RE: [PATCH v3] printk: fix zero-valued printk timestamps in early boot

Thomas Gleixner posted 1 patch 2 months, 1 week ago
RE: [PATCH v3] printk: fix zero-valued printk timestamps in early boot
Posted by Thomas Gleixner 2 months, 1 week ago
Tim!

On Tue, Mar 31 2026 at 11:10, Thomas Gleixner wrote:
> So the real good question is whether the extra information of how long
> that earliest init takes is really relevant to the goal of optimizing
> boot time. The expensive part of the boot process definitely comes after
> that.

That actually made me curious and so I hacked up the kernel with the
patch below to compensate for the difference between:

  x86_64_start_reservations()

	i.e. the C entry point of the kernel and the actual earliest
	point (ASM entry code aside) where the kernel can take a
	timestamp, which is modulo the sanity checks in the PoC the same
	thing, right?

and

  tsc_early_init()

        where the upstream kernel enables TSC sched clock today with all
        sanity checks and enumeration in place.

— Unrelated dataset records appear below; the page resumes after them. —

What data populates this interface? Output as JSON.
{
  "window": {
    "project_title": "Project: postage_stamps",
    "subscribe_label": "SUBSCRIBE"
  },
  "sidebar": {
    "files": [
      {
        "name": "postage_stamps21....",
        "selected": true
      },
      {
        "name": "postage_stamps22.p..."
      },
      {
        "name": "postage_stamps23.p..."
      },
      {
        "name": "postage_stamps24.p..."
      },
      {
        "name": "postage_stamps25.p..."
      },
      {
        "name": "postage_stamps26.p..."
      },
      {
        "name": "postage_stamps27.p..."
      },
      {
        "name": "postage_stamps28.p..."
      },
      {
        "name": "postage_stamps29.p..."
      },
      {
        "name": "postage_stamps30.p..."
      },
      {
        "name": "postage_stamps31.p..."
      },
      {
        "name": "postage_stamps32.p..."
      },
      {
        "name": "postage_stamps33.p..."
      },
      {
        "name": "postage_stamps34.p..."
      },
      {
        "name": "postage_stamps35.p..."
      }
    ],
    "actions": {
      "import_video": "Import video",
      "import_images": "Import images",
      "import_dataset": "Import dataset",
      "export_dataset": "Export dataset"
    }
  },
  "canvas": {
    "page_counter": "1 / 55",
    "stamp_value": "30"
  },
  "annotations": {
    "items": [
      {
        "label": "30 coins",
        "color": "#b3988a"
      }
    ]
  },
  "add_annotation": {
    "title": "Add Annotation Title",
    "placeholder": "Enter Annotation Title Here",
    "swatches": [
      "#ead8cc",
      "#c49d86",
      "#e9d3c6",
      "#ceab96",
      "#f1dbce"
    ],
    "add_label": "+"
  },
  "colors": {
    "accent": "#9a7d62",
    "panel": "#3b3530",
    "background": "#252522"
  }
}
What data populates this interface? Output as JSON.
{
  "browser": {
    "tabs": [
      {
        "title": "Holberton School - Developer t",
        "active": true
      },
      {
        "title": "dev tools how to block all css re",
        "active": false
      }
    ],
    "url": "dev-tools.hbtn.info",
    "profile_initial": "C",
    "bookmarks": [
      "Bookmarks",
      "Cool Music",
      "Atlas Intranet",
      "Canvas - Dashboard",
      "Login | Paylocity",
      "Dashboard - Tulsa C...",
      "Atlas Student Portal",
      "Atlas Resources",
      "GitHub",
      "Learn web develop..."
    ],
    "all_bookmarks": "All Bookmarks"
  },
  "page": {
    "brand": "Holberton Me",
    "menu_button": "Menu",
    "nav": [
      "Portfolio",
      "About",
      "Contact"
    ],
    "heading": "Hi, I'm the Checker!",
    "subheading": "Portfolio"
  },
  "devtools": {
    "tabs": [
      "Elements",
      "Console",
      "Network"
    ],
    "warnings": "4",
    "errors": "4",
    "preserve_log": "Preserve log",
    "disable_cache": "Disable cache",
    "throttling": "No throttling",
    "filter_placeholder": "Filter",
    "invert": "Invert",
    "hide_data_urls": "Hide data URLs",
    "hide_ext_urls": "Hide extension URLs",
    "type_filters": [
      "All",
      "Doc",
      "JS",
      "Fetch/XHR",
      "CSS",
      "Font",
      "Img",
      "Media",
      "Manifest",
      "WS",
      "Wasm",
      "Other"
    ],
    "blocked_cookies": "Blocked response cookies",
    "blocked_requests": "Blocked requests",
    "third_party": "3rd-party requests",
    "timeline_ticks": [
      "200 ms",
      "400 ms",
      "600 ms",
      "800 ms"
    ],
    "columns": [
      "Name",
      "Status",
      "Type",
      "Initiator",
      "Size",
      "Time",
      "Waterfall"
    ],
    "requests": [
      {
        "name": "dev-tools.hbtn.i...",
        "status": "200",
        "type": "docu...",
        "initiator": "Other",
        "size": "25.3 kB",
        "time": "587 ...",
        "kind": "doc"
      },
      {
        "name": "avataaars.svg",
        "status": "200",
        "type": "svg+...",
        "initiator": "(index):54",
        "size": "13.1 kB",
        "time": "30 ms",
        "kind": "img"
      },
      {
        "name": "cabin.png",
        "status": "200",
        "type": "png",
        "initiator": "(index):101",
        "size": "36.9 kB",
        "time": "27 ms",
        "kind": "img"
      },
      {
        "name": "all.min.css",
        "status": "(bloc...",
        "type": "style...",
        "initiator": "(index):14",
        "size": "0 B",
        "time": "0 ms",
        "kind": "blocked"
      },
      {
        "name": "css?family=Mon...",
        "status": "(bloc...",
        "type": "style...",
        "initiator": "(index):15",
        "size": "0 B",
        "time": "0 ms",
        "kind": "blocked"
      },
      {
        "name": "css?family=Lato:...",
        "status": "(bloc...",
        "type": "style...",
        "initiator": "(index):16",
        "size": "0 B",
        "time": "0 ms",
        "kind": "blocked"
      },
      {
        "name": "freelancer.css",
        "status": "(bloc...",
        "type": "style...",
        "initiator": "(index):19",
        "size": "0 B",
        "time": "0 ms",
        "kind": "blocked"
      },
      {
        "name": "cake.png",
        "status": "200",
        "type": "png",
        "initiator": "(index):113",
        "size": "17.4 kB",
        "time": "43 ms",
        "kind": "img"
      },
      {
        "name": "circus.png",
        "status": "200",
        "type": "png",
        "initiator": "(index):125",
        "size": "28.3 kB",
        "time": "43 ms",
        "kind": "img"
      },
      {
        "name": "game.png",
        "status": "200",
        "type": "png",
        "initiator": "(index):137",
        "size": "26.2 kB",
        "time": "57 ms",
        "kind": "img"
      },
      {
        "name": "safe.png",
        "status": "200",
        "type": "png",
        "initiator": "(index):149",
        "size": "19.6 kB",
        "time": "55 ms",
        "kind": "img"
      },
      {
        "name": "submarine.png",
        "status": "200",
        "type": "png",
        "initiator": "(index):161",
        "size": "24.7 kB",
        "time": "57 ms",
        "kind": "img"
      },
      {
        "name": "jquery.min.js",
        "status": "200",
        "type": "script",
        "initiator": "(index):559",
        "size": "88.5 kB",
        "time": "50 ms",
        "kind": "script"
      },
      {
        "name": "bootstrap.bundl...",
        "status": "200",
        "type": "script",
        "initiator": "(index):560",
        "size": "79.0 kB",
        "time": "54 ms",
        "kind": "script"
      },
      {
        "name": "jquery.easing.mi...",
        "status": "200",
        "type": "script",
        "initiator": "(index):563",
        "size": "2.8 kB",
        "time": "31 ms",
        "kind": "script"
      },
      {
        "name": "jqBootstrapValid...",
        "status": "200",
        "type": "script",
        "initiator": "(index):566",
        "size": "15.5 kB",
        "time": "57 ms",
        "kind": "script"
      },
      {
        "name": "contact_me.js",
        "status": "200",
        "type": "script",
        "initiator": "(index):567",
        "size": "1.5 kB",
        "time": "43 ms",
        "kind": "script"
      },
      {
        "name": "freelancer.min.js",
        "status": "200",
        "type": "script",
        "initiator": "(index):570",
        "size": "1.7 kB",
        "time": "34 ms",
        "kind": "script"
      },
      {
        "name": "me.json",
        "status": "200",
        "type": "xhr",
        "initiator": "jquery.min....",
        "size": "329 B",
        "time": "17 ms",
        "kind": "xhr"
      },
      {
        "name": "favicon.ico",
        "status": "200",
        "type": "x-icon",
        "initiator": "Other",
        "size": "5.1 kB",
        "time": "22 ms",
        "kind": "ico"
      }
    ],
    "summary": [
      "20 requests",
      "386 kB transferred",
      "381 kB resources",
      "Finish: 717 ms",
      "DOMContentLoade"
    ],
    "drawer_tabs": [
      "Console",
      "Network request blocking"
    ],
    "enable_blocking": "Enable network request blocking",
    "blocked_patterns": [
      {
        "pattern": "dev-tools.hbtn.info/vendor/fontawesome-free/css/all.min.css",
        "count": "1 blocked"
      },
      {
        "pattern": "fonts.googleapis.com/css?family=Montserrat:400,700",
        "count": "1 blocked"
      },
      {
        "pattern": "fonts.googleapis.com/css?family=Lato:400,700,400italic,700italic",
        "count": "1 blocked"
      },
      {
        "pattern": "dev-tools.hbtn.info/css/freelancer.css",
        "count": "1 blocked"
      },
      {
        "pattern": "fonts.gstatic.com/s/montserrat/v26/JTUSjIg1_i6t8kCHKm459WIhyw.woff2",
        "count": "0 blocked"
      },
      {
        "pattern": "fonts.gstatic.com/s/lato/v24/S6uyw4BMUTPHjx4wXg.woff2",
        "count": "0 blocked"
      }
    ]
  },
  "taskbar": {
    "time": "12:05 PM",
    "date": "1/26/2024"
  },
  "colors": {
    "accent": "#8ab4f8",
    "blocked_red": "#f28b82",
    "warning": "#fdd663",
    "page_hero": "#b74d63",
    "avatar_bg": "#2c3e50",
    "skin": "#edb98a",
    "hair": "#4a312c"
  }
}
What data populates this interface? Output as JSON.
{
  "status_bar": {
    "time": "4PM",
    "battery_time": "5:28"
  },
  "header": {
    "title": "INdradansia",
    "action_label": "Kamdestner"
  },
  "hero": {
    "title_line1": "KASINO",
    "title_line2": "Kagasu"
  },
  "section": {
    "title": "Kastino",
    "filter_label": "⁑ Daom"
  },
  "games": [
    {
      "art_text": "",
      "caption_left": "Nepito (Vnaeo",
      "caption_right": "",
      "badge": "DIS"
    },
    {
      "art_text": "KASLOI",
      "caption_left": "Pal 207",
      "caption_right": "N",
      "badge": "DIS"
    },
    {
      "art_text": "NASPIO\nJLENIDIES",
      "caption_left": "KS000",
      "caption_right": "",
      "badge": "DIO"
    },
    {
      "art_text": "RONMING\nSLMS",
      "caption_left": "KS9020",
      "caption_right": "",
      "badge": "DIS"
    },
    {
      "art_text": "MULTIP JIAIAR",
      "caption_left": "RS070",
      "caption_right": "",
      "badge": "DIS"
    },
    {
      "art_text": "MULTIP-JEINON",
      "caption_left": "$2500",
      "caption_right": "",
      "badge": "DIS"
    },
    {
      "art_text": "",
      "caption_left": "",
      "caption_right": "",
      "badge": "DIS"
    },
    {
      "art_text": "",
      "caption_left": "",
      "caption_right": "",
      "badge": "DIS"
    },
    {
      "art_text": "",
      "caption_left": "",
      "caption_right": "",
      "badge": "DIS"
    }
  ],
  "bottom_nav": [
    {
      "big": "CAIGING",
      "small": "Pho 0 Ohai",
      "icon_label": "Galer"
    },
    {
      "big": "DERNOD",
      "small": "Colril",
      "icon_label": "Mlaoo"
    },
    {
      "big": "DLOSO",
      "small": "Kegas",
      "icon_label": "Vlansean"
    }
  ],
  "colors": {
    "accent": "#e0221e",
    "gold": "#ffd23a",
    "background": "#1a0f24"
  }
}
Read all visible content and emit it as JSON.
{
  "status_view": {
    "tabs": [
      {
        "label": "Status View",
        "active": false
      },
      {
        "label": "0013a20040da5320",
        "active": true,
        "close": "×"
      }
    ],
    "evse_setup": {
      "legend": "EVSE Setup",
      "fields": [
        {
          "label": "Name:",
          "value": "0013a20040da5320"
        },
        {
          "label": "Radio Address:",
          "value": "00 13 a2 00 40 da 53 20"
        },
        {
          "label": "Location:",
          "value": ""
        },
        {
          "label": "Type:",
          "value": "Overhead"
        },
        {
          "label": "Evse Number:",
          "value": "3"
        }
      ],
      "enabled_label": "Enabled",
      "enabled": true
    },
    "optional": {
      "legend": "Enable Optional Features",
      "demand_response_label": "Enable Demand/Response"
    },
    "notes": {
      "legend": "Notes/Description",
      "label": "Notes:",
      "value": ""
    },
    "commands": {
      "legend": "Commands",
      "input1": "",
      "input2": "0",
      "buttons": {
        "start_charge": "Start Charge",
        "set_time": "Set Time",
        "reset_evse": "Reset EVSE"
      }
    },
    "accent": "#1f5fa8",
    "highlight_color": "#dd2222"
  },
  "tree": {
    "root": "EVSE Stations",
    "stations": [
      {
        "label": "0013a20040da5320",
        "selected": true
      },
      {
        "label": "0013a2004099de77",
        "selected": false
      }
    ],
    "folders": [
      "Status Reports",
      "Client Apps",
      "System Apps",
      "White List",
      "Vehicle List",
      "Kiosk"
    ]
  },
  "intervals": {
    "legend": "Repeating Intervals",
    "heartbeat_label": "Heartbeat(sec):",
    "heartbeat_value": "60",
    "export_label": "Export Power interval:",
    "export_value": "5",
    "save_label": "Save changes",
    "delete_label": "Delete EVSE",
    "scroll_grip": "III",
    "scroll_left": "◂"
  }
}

Here is the result on a bare metal 256 CPU machine:

[    0.000000] Linux version 7.0.0-rc3-dirty ...

....

[    0.000000] tsc: Detected 2100.000 MHz processor
[    0.012482] e820: update [mem 0x00000000-0x00000fff] System RAM ==> device reserved

That's ~12ms of time which is not accounted for in the overall boot time
until the machine reaches the init process:

[   12.289141] Run /init as init process

That means we are talking about ~0.1% of overall boot time in this case.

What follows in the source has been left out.